She’d reached the door and opened it before he spoke again, with undertones that said he wanted her to stay.

“What I said earlier about the prowling, I wasn’t serious. I was trying to make a joke, but it didn’t come out right. I didn’t mean it like that.” He took a careful step toward her, perhaps in the hope that he could reach out to her if she’d let him.

*headdesk*

Are you for–?

*headdesk* *headdesk*

You know what this whole bit feels like? It feels like Actually-Fen-Harel looked at the fic before this point, realized “oh shit, my romance doesn’t have conflict”, and responded by crowbarring as much manufactured conflict into the fic as she could muster. That’s really what this feels like. This whole thing just feels contrived to fuck, and it feels even more contrived to fuck than it did before!

God, I can’t believe I’m complaining about a romance that is moving at the clip this romance is moving in having contrived conflict, but this conflict is incredibly contrived, and it just makes this worse! I just…

*headdesk*

Please call him out on that, Taren!Sue.

She shook her head, looking back at him sadly. “Garrus, the very fact that you’re even joking about something like that screams to me that there’s something wrong here. You can’t accept the most heartfelt apology I’ve given in my life. You act like a petulant child and you joke about things that should never be joked about by people in a relationship like we have… I just… I can’t. Not right now. I need a drink and I need to eat. And I need a friend to talk to. Maybe, just maybe, after that, we can sit down and talk about this like the rational adults we are.”

I can’t believe I’m about to say this, but thank you: you’ve finally pointed your bitchiness radar at a target that legitimately deserves it!

His mouth opened as if he wanted to say something, but nothing came out except for a gust of air that he released. It seemed to deflate his entire being somehow, as if he had given up hope in that very moment. His shoulders sagging, head hanging, he nodded slightly.

“Fine. Go, meet your friend. I think I’ll go out too, get a drink with some old friends if they’re still in Cipritine. Let me know when you get in and I’ll head back too.”

She nodded, turning back to the door when she heard a subvocal song emanating from him; one that spoke to his sorrow and regret, his love for her, despair… She paused, considering the sound. She knew it was an old way to reach out, trying to say in song what words failed to express. It wasn’t often used anymore, subvocal queues were much more shorthand now; quick, clipped phrases and feelings, not long, drawn out sonnets of pure emotion.

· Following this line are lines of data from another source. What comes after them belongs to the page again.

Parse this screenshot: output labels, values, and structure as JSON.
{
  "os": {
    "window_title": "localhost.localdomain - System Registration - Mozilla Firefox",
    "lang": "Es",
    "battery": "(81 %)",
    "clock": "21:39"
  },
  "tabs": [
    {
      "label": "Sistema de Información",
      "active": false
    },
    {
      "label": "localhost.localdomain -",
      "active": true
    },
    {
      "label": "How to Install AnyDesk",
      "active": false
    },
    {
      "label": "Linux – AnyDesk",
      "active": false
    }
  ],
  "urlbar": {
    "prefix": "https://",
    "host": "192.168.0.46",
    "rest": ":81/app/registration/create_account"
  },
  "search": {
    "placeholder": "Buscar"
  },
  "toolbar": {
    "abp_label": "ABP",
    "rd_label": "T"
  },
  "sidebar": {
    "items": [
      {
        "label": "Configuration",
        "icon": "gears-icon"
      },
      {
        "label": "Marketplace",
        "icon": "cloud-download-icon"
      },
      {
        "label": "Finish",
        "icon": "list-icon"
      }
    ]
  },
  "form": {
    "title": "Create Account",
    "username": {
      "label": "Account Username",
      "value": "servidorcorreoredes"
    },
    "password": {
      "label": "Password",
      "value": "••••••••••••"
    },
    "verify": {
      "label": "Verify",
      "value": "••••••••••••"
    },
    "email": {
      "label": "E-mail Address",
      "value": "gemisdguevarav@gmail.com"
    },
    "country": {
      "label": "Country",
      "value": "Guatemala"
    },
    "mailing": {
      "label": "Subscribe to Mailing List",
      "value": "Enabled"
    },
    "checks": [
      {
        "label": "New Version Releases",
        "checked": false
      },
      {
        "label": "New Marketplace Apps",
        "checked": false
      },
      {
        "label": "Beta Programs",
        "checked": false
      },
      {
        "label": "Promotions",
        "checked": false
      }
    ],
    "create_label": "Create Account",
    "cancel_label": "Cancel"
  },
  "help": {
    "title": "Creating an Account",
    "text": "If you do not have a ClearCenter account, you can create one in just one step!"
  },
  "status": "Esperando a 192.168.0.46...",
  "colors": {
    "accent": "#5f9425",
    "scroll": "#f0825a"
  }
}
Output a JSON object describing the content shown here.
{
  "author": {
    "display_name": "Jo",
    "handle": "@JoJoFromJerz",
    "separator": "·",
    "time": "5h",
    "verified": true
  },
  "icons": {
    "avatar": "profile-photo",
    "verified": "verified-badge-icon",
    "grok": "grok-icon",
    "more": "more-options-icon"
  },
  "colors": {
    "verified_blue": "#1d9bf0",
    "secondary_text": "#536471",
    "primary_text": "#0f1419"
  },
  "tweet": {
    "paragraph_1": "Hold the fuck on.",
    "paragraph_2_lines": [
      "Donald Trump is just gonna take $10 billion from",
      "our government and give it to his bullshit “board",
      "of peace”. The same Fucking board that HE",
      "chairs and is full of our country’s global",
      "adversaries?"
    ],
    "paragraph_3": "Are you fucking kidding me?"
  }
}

She’d never heard it before. It was a desperate, haunting, beautiful thing that reached into her spirit and both soothed and tore at it mercilessly. It made her want to run to him, hold his face in her hands and nuzzle him softly; to forgive him and forget everything that had happened. To be happy.

Yet, despite all of that, she couldn’t just let go of it all. As wonderful as a simple fix would be, it simply wasn’t possible. Not yet. She sang her own song to him, of love and regret, letting him know that she hadn’t given up hope, but wasn’t ready to end their conflict that easily. Time needed to pass. Recovery needed a chance. They both needed space to think things through, to show them where they’d gone wrong and give them an example of what never to do again.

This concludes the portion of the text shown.